Other analysts said that Dolly’s launch is in line with the company’s strategy to bring open source products to markets.
“Databricks is well known for providing various AI tools and services as open source to help its customers get full use of their data and operations. Dolly is an excellent example of providing organizations with options around the latest in AI, i.e., large language models,” IDC’s Schubmehl said.
However, Databricks Dolly 2.0 might not have an immediate impact on rivals such as ChatGPT or Bard, according to analysts.

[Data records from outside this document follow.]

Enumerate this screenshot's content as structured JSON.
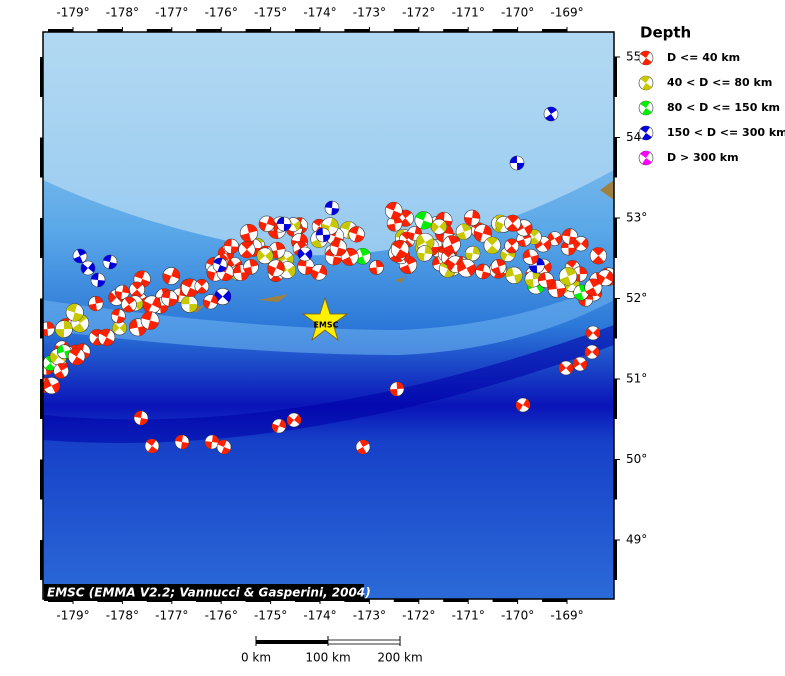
{
  "map": {
    "lon_ticks": [
      "-179°",
      "-178°",
      "-177°",
      "-176°",
      "-175°",
      "-174°",
      "-173°",
      "-172°",
      "-171°",
      "-170°",
      "-169°"
    ],
    "lat_ticks": [
      "55°",
      "54°",
      "53°",
      "52°",
      "51°",
      "50°",
      "49°"
    ],
    "legend": {
      "title": "Depth",
      "entries": [
        {
          "label": "D <= 40 km",
          "color": "#ff2000"
        },
        {
          "label": "40 < D <= 80 km",
          "color": "#c8c800"
        },
        {
          "label": "80 < D <= 150 km",
          "color": "#00ee00"
        },
        {
          "label": "150 < D <= 300 km",
          "color": "#0000dd"
        },
        {
          "label": "D > 300 km",
          "color": "#ff00ff"
        }
      ]
    },
    "epicenter_label": "EMSC",
    "credit": "EMSC (EMMA V2.2; Vannucci & Gasperini, 2004)",
    "scale_labels": [
      "0 km",
      "100 km",
      "200 km"
    ]
  }
}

“Dolly or any of these open and open source-based generative AI LLM implementations will fully disrupt the current set of LLMs like Bard, ChatGPT, and Galactica. These solutions have a ready and long-lasting position within large-scale solutions like Google Workplace, Microsoft Office, etc,” Omdia’s Shimmin said.
Rather, Dolly will end up being a useful companion to the likes of ChatGPT being used as a general tool, according to Amalgam Insights’ Park.
“People will learn to use and prompt generative AI from general use tools and then use Dolly based models for specific use cases where they are seeking to do more detailed and expert work,” Park said.